Simple SLURM Job - JoshLoecker/MAPT GitHub Wiki

Below is a very simple SLURM script, that performs the following

  1. #SBATCH a. --job-name: Defines a job name of "Simple Job" b. -p: Defines the partition as Debug. A list of available partitions and their capabilities can be seen here c. -N: Defines the number of nodes in this job d. -n: Defines the number of threads per node in this job.

    1. -N 1 -n 2 is two threads on one node
    2. -N 2 -n 2 is two threads split between two nodes

    e. -t: The time length for your job. This is in the format of hh:mm:ss f. --mail-user: An email that you would like to receive notifications g. --mail-type: What emails you would like to receive.

    1. Possible types include: BEGIN, END, FAIL, TIME_LIMIT, TIME_LIMIT_##
    2. BEGIN: Email at start of job
    3. END: Email at end of job
    4. FAIL: Email if job fails
    5. TIME_LIMIT: Email at time limit
    6. TIME_LIMIT_##: Email when time limit reaches ##% of total time

    h. -o, -e: Where output from the job should reside. Defining the same name for both of these will place output (-o) and errors (-e) in the same file

    1. %%: The character "%".
    2. %A: master job allocation number.
    3. %a: Job array ID (index) number.
    4. %J: jobid.stepid of the running job. (e.g. "128.0")
    5. %j: jobid of the running job.
    6. %N: short hostname. This will create a separate IO file per node.
    7. %n: Node identifier relative to current job (e.g. "0" is the first node of the running job) This will create a separate IO file # per node.
    8. %s: stepid of the running job.
    9. %t: task identifier (rank) relative to current job. This will create a separate IO file per task.
    10. %u: User name.
    11. %x: Job name.

Using the above information with the below SLURM file, the following is occurring.
We are submitting a job with the name "Simple Job" (-n), on the debug node (-p). It will have 1 node (-N) with 1 thread (-n). The time length for this is 30 seconds (-t 00:00:30). No user will be notified when this job starts, ends, fails, etc. (--mail-user). Output (-o) and errors (-e) will be placed in the same file, simple_job_output
The command we are running is date, which simply shows the current date/time.

Any commands that can be ran on the command line can be used in a SLURM file.
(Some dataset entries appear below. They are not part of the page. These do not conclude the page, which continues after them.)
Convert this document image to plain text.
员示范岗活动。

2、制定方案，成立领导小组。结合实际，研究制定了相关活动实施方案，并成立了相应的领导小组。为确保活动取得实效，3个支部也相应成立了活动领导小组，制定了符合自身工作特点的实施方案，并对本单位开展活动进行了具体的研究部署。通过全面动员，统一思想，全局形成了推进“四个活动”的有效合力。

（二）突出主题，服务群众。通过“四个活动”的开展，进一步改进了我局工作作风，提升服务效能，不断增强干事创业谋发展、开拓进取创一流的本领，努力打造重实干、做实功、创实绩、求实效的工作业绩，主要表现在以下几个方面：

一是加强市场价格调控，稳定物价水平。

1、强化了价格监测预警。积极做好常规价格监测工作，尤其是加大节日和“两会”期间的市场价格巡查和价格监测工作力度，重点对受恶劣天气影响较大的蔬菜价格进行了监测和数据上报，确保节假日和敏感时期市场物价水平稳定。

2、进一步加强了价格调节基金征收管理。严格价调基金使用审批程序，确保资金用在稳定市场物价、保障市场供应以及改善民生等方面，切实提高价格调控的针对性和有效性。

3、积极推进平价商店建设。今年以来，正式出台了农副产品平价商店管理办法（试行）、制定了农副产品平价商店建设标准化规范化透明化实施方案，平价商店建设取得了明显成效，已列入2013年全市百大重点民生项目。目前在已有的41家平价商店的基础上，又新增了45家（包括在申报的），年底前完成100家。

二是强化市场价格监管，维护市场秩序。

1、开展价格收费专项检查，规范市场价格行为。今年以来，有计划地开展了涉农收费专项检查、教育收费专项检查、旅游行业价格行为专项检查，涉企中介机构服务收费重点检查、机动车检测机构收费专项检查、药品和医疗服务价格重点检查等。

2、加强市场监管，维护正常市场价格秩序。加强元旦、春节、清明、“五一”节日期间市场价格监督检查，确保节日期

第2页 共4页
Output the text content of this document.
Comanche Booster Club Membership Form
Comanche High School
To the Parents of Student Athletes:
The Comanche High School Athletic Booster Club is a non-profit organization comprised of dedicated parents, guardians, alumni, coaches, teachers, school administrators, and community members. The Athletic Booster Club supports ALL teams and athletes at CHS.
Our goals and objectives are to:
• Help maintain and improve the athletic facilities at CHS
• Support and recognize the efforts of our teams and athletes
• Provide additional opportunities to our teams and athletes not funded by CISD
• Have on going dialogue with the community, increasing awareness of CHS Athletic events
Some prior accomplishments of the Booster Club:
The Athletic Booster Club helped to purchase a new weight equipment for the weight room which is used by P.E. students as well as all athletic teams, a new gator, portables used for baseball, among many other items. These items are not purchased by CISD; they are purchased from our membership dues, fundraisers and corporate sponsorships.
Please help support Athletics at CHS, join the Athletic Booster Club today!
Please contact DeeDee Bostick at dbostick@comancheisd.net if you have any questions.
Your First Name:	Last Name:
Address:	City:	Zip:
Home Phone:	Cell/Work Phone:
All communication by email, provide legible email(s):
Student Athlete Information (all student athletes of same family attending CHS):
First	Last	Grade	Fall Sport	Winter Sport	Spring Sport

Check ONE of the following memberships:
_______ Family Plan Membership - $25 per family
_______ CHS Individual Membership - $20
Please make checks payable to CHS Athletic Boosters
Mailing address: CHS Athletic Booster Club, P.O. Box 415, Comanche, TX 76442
If you would like to test this script for yourself, simply copy and paste the following code-chunk into a file (with any name) on SciNet. Submit the job with sbatch FILE_NAME

#!/bin/bash
#SBATCH --job-name="Simple Job"
#SBATCH -p debug
#SBATCH -N 1
#SBATCH -n 1
#SBATCH -t 00:00:30
#SBATCH --mail-user=""
#SBATCH --mail-type=NONE
#SBATCH -o "simple_job_output"
#SBATCH -e "simple_job_output"

date